Overlead Pro Tip: A/B tests are a marketer’s best friend. Play with your ad sets, measure KPIs religiously, and pivot to identify potential avenues to improve your conversion rates. Like investing, you shouldn’t keep all your eggs in one basket. Test different marketing channels, inbound or outbound, and see what works best for you.
The world of sales is for the bold, and you need to get familiar with rejection if you plan to have any success in it. Be prepared to face many “no’s” in your B2B outreach because, in reality, your service or product is not for everyone. Not even this, but perhaps your potential client might even have that problem solved with some other provider, or they’re not at a stage where they can invest in solutions like yours. Be persistent and push forward. A present no can turn into a future yes if you know how to work that lead. For example, every rejection can be viewed as a future opportunity. You might move these types of prospects into a mailing list to feed weekly plug-and-plays, case studies, or valuable resources they can use to grow. This will show your company’s goodwill and willingness to help, thus helping you close them at a future date. At the end of the day, even if you tell prospects how you do what you do, chances are they won’t do it themselves.

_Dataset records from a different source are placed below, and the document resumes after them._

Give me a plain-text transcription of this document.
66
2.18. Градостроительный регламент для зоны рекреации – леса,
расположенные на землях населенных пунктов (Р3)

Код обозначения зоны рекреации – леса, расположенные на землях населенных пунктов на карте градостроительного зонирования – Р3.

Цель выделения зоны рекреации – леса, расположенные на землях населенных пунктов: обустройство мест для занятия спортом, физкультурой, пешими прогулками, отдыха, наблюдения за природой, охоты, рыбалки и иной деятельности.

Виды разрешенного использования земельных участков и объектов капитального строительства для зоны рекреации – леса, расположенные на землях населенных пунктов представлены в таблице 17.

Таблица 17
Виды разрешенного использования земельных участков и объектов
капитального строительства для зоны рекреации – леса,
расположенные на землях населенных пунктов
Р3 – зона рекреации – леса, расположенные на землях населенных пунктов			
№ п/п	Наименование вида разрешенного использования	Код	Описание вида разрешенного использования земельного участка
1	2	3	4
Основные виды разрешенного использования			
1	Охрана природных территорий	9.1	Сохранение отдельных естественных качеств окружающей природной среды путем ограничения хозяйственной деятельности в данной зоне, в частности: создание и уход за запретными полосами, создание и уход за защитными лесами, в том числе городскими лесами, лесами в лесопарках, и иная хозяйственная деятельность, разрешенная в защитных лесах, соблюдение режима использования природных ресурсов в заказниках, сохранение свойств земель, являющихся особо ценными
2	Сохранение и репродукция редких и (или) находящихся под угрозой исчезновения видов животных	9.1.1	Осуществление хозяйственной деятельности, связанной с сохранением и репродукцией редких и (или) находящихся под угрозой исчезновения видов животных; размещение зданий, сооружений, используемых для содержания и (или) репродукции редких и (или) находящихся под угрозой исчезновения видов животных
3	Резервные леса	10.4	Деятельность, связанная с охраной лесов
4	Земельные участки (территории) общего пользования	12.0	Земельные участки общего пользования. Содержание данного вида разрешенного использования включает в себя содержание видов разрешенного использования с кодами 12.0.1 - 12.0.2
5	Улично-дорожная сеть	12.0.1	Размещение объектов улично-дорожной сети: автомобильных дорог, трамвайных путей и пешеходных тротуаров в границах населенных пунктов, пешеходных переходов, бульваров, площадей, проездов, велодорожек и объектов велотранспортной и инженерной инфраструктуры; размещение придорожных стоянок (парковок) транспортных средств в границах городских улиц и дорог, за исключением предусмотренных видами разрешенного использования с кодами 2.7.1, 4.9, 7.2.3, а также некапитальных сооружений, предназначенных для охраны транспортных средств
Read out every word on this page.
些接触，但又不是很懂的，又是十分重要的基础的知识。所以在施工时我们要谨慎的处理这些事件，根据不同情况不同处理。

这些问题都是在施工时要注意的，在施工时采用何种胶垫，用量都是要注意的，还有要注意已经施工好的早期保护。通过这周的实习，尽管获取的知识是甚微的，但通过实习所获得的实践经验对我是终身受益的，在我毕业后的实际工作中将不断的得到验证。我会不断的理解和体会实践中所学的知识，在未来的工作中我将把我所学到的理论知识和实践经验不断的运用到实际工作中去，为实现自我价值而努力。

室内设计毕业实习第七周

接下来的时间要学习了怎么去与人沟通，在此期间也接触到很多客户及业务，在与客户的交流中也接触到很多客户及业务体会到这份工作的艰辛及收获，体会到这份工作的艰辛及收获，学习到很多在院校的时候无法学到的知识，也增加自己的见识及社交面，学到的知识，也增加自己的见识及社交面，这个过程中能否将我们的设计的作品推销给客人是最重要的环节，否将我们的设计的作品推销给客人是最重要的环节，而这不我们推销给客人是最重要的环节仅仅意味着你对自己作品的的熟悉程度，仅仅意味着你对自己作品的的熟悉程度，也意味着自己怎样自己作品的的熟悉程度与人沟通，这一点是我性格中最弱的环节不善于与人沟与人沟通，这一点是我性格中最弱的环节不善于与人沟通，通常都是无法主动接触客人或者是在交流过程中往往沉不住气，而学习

Overlead Pro Tip: Use a CRM to track your leads and set due dates for your follow-ups. As you close new clients, be aware of how long your sales cycle actually is and how long it takes for your sales team to go from call to invoice. This will allow you to create objective models to predict revenue down the road.
1. Time Management
B2B outreach, if done correctly, will eat away most of your time. Learning to delegate the minuscule tasks is a competitive advantage most sales teams don’t capitalize on. Using economies of scale, a freelance workforce, or partnering with firms like Overlead can be of great help. Each has its pros and cons, though.
Economies of scale will reduce your monthly salary costs, but managing remote teams can be difficult considering you will be playing with language barriers and different time zones. Freelancers, on the other hand, can reduce your salary costs even more, as you can pay them pro-rata fees for specific tasks. For example, you can pay US$250 a month to have a VA create lead lists on your behalf instead of paying a full salary. The downside is that freelancers tend to be mercenaries and they won’t be as available as full-time employees. This leaves you with one last choice, finding a sales partner.
Partnering with companies like Overlead can boost your lead generation efforts by a country mile. With firms like Overlead, you get access to a team of experts with battle-tested sales strategies that work. Moreover, Overlead offers a fixed price per meeting, allowing marketing teams to track their customer acquisition cost (CAC), lifetime value (LTV), and overall return on investment (ROI) much easier. The only con here is not knowing about this sooner.
Overlead Pro Tip: Time is your most valuable asset. Be wise with yours. Learn to delegate sooner rather than later. This is the path to true scalability.